## Algebra: A Combined Approach (4th Edition)

Practice 4a (Answer) $q^{2}$ - 3$q$ - 40 = ($q$ - 8)($q$ + 5) Practice 4b (Answer) $y^{2}$ + 2$y$ - 48 = ($y$ - 6)($y$ + 8)
Practice 4a (Solution) Factor : $q^{2}$ - 3$q$ - 40 To begin by writing the first terms of the binomial factors ($q$ + $\triangle$)($q$ + $\square$) Next, to look for two numbers whose product is -40 and whose sum is -3. As the two numbers must have a negative product, pairs of factors with opposite signs of -40 are to be investigated only.
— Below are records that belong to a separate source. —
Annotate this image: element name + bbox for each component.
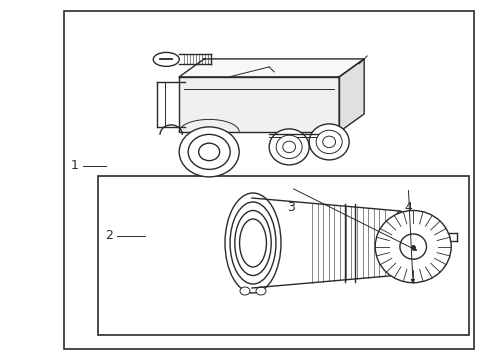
Bar (404, 227, 434, 247)
Ellipse shape (316, 130, 342, 154)
Text: 4: 4 (404, 201, 411, 213)
Ellipse shape (256, 287, 265, 295)
Polygon shape (339, 59, 364, 132)
Ellipse shape (308, 124, 348, 160)
Text: 1: 1 (71, 159, 79, 172)
Ellipse shape (399, 234, 426, 259)
Polygon shape (179, 59, 364, 77)
Ellipse shape (392, 211, 406, 275)
Text: 3: 3 (286, 201, 294, 213)
Ellipse shape (374, 211, 450, 283)
Bar (63, 11, 473, 349)
Text: 2: 2 (105, 229, 113, 242)
Ellipse shape (198, 143, 219, 161)
Ellipse shape (276, 135, 302, 159)
Ellipse shape (240, 287, 249, 295)
Ellipse shape (179, 127, 239, 177)
Ellipse shape (282, 141, 295, 153)
Ellipse shape (153, 53, 179, 66)
Bar (98, 176, 468, 335)
Ellipse shape (268, 129, 308, 165)
Ellipse shape (322, 136, 335, 148)
Polygon shape (179, 77, 339, 132)
Ellipse shape (188, 134, 230, 170)
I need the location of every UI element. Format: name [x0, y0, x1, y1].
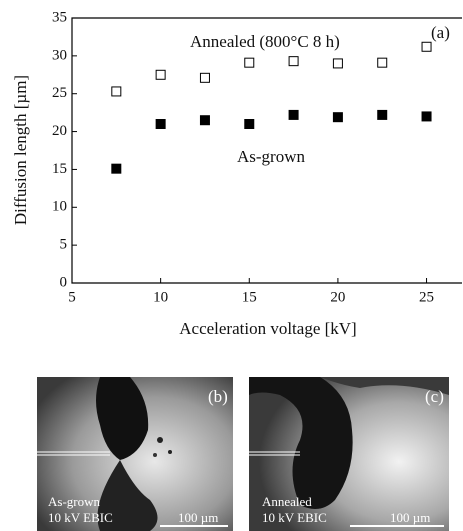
x-tick-label: 15 — [242, 289, 257, 305]
y-tick-label: 0 — [60, 274, 68, 290]
marker — [332, 112, 343, 123]
series-label: As-grown — [237, 147, 305, 166]
y-tick-label: 15 — [52, 161, 67, 177]
marker — [288, 109, 299, 120]
y-axis-label: Diffusion length [µm] — [11, 75, 30, 225]
panel-text: Annealed — [262, 494, 312, 509]
x-tick-label: 20 — [330, 289, 345, 305]
x-axis-label: Acceleration voltage [kV] — [179, 319, 356, 338]
marker — [244, 119, 255, 129]
y-tick-label: 5 — [60, 237, 68, 253]
marker — [421, 111, 432, 122]
x-tick-label: 25 — [419, 289, 434, 305]
x-tick-label: 10 — [153, 289, 168, 305]
marker — [332, 58, 343, 69]
y-tick-label: 20 — [52, 123, 67, 139]
marker — [377, 57, 388, 68]
marker — [377, 109, 388, 120]
panel-label: (a) — [431, 23, 450, 42]
series-label: Annealed (800°C 8 h) — [190, 32, 340, 51]
scale-bar-label: 100 µm — [390, 510, 430, 525]
x-tick-label: 5 — [68, 289, 76, 305]
marker — [111, 86, 122, 97]
marker — [244, 57, 255, 68]
y-tick-label: 35 — [52, 9, 67, 25]
marker — [421, 41, 432, 52]
marker — [155, 119, 166, 129]
panel-text: As-grown — [48, 494, 100, 509]
y-tick-label: 10 — [52, 199, 67, 215]
y-tick-label: 25 — [52, 85, 67, 101]
axes — [71, 17, 462, 284]
panel-text: 10 kV EBIC — [262, 510, 327, 525]
panel-label: (c) — [425, 387, 444, 406]
marker — [199, 115, 210, 126]
marker — [288, 56, 299, 67]
marker — [199, 72, 210, 83]
micrograph-c: (c) Annealed 10 kV EBIC 100 µm — [249, 377, 449, 531]
marker — [155, 69, 166, 80]
panel-text: 10 kV EBIC — [48, 510, 113, 525]
panel-label: (b) — [208, 387, 228, 406]
micrograph-b: (b) As-grown 10 kV EBIC 100 µm — [37, 377, 233, 531]
scale-bar-label: 100 µm — [178, 510, 218, 525]
y-tick-label: 30 — [52, 47, 67, 63]
marker — [111, 163, 122, 174]
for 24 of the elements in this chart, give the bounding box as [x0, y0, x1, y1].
Factors of -40 $\Longleftrightarrow$ Sum of Factors -1,40 $\Longleftrightarrow$ 39 -40,1 $\Longleftrightarrow$ -39 -2,20 $\Longleftrightarrow$ 18 -20,2 $\Longleftrightarrow$ -18 -4,10 $\Longleftrightarrow$ 6 -10,4 $\Longleftrightarrow$ -6 -5,8 $\Longleftrightarrow$ 3 -8,5 $\Longleftrightarrow$ -3 (Correct sum, so the numbers are -8 and 5) Thus, $q^{2}$ - 3$q$ - 40 = ($q$ - 8)($q$ + 5) Practice 4b (Solution) Factor : $y^{2}$ + 2$y$ - 48 To begin by writing the first terms of the binomial factors ($y$ + $\triangle$)($y$ + $\square$) Next, to look for two numbers whose product is -48 and whose sum is +2. As the two numbers must have a negative product, pairs of factors with opposite signs of -48 are to be investigated only. Factors of -48 $\Longleftrightarrow$ Sum of Factors -1,48 $\Longleftrightarrow$ 47 -48,1 $\Longleftrightarrow$ -47 -2,24 $\Longleftrightarrow$ 22 -24,2 $\Longleftrightarrow$ -22 -3,16 $\Longleftrightarrow$ 13 -16,3 $\Longleftrightarrow$ -13 -4,12 $\Longleftrightarrow$ 8 -12,4 $\Longleftrightarrow$ -8 -6,8 $\Longleftrightarrow$ 2 (Correct sum, so the numbers are -6 and 8) -8,6 $\Longleftrightarrow$ -2 Thus, $y^{2}$ + 2$y$ - 48 = ($y$ - 6)($y$ + 8)